The published phase I mean half-life of 7-8 hours is the comparator against the half.life row above.

Assumptions and deviations

  • The phase II SCD residual error magnitudes (addSd_study201, propSd_study201) and the phase I magnitudes (addSd_phase1, propSd_phase1) are estimated separately in Tammara 2017 Table 1. The model file selects between them per observation via the STUDY_RIV201 indicator. Simulations targeting the SCD population use STUDY_RIV201 = 1, which selects propSd = 0.232, addSd = 0.165 ug/mL.

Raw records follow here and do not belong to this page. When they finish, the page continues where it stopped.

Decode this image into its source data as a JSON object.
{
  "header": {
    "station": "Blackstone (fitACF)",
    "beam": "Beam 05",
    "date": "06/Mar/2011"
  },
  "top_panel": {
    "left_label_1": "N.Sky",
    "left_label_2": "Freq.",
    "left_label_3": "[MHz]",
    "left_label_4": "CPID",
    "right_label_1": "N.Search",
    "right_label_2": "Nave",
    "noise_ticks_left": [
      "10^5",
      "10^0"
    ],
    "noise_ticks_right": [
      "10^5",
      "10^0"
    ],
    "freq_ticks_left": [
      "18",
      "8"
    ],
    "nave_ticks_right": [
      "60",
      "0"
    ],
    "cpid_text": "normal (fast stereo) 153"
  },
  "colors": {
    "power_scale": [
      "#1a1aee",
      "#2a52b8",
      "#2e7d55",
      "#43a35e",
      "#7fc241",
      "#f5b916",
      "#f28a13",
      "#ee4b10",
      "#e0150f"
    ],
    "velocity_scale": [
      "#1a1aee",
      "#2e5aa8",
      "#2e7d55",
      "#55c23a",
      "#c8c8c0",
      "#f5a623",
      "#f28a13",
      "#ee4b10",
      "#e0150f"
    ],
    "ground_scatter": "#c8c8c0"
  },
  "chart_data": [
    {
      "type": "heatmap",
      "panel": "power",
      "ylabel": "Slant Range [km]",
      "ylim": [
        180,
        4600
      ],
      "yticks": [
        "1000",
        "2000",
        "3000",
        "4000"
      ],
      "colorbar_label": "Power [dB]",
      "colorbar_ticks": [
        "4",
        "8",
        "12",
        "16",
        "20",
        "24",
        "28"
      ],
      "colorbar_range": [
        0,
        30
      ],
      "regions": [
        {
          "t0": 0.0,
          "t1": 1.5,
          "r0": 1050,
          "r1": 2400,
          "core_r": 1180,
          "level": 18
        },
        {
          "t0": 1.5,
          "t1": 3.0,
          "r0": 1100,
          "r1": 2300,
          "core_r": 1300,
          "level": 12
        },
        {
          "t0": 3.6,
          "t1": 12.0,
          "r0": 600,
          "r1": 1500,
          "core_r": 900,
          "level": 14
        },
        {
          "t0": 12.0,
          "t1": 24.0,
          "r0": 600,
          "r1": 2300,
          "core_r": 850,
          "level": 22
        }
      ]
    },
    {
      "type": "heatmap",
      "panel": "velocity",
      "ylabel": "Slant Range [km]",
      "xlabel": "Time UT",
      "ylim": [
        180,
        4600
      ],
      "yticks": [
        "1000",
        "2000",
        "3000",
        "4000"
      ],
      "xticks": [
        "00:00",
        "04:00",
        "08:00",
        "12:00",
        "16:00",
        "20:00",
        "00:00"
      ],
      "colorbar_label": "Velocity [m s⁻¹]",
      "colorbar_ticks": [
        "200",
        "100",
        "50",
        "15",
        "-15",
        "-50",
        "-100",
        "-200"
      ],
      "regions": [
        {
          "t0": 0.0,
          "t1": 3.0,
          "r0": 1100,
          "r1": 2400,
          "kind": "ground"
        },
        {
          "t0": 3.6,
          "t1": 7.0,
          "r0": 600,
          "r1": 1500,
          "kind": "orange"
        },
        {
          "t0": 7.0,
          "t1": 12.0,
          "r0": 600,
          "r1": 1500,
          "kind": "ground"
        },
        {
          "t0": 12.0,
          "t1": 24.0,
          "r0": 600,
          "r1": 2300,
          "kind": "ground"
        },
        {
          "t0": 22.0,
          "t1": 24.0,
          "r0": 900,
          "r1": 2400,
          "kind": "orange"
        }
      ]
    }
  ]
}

  • Tammara 2017 expresses CRCL in raw mL/min (Cockcroft-Gault for adults, Schwartz with BSA adjustment for children to give an absolute mL/min value), not normalised to 1.73 m^2. The canonical CRCL covariate accepts both conventions; this model file’s covariateData[[CRCL]]$units is "mL/min" to flag the non-BSA-normalised use.
  • Body weight and CRCL distributions for the virtual cohort are approximated from the figures in the paper (Figure 2 for weight, Figure 4 for creatinine clearance in adults). The exact baseline demographics table for the integrated dataset is not reproduced in the publication.
  • The Cavg,ss distribution figure uses the closed-form Cavg,ss = (dose / tau) / CL_i per subject, matching the paper’s approach (“Cavg,ss simulations did not contain residual error as they reflect a model-based summary measure across the whole dosing interval”).
  • The model does not encode the pediatric (6-11 year) demographic extrapolation from the CDC growth charts and the Hoste creatinine relationship that the paper develops for its simulation exercise. Users extrapolating to younger pediatric populations must supply the appropriate WT, CRCL covariate values themselves; the structural model and the SCD hyperfiltration effect are assumed by the paper to apply unchanged in younger children.
  • No eta correlation structure was reported in Table 1; the six IIV terms are encoded as independent log-normal random effects.